Quand Georges Naccache dézinguait la très jeune République Libanaise...

Quelle mouche a donc piqué Georges Naccache ? Dans cet éditorial publié dans le cadre de sa chronique quotidienne, « Les Faits du Jour », le cofondateur de « L’Orient » part en croisade contre cette « jeune République » qui, à seulement un an, a « terriblement vieilli »... Nous sommes le 24 mai 1927. Un an plus tôt, le 23 mai 1926, le haut-commissaire français Henry de Jouvenel promulguait la Constitution. L’État du Grand Liban devient officiellement une république, tandis que les postes de président et de chef du gouvernement sont créés. Une victoire historique pour les « constitutionnalistes », enclins à défendre le développement d’institutions nationales libérées de la tutelle française. Mais pour Georges Naccache, cette émancipation précipitée vient beaucoup trop tôt. « Il y a d’ailleurs de grandes chances pour que ce premier anniversaire soit aussi le dernier », prévient-il. Pour lui, il faut en rester à la « seule fête nationale » qui existe, celle du 1er septembre, jour de la proclamation du Grand Liban par le général Gouraud en 1920.

Quand Georges Naccache dézinguait la très jeune République Libanaise...

Illustration Jaimee Haddad.

On a célébré hier le premier anniversaire d’une calamité nationale. Nous le disons pour ceux qui ne s’en seraient pas aperçus. Les fonctionnaires mis de côté, personne ne se serait rendu compte que c’était la fête de la République. Il n’y avait dans l’air aucun frémissement particulier...

Ainsi notre République a un an... C’est déjà un miracle, à vrai dire, qu’elle ait pu accomplir ses douze mois. Ira-t-elle loin encore ? Nous en doutons.

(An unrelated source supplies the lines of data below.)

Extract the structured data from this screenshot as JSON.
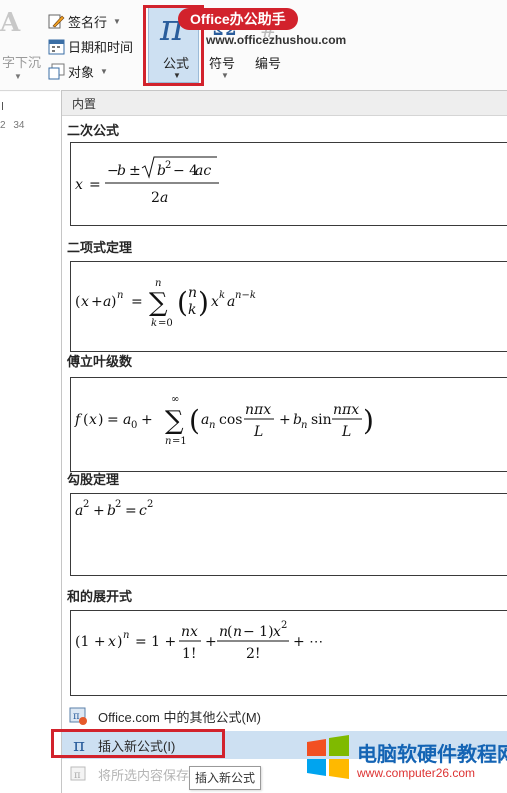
{
  "ribbon": {
    "drop_cap_label": "字下沉",
    "signature_line": "签名行",
    "date_time": "日期和时间",
    "object": "对象",
    "equation": "公式",
    "symbol": "符号",
    "number": "编号"
  },
  "watermark": {
    "badge": "Office办公助手",
    "url": "www.officezhushou.com"
  },
  "ruler": {
    "marks": [
      "2",
      "34"
    ]
  },
  "gallery": {
    "header": "内置",
    "sections": [
      {
        "title": "二次公式"
      },
      {
        "title": "二项式定理"
      },
      {
        "title": "傅立叶级数"
      },
      {
        "title": "勾股定理"
      },
      {
        "title": "和的展开式"
      }
    ],
    "footer": {
      "more_equations": "Office.com 中的其他公式(M)",
      "insert_new": "插入新公式(I)",
      "save_selection": "将所选内容保存"
    }
  },
  "tooltip": "插入新公式",
  "logo": {
    "title": "电脑软硬件教程网",
    "url": "www.computer26.com"
  },
  "colors": {
    "highlight_red": "#d2222c",
    "selection_blue": "#cde0f2",
    "equation_icon_blue": "#2a5d9c"
  }
}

Elle a l’air de s’être terriblement vieillie – « notre jeune République »...

On s’en est du reste assez bien aperçu dans les milieux officiels, où l’on a tenu à ne la célébrer qu’avec la plus grande discrétion. Il semblait que l’on en eût honte, que l’on voulût éviter toute cérémonie, tout geste ou propos trop bruyant qui aurait pu éveiller l’attention : on a tout fait en somme pour que le peuple ignorât complètement cette « fête du peuple ».

Pour tout Libanais normalement constitué, il n’existe en effet, et il ne peut exister qu’une seule fête nationale : celle du 1er septembre, anniversaire de l’indépendance.

Le 23 mai n’est rien, la proclamation de la République n’est qu’un accident dans notre histoire : que ceux qui en ont profité célèbrent le Régime comme il leur plaît. Ils n’ont pas le droit d’en faire la fête de la patrie.

Il y a d’ailleurs, qu’ils le veuillent ou non, de grandes chances pour que ce premier anniversaire soit aussi le dernier. Le 23 mai 1928, si l’on ne fête pas la République, c’est que la République aura vécu…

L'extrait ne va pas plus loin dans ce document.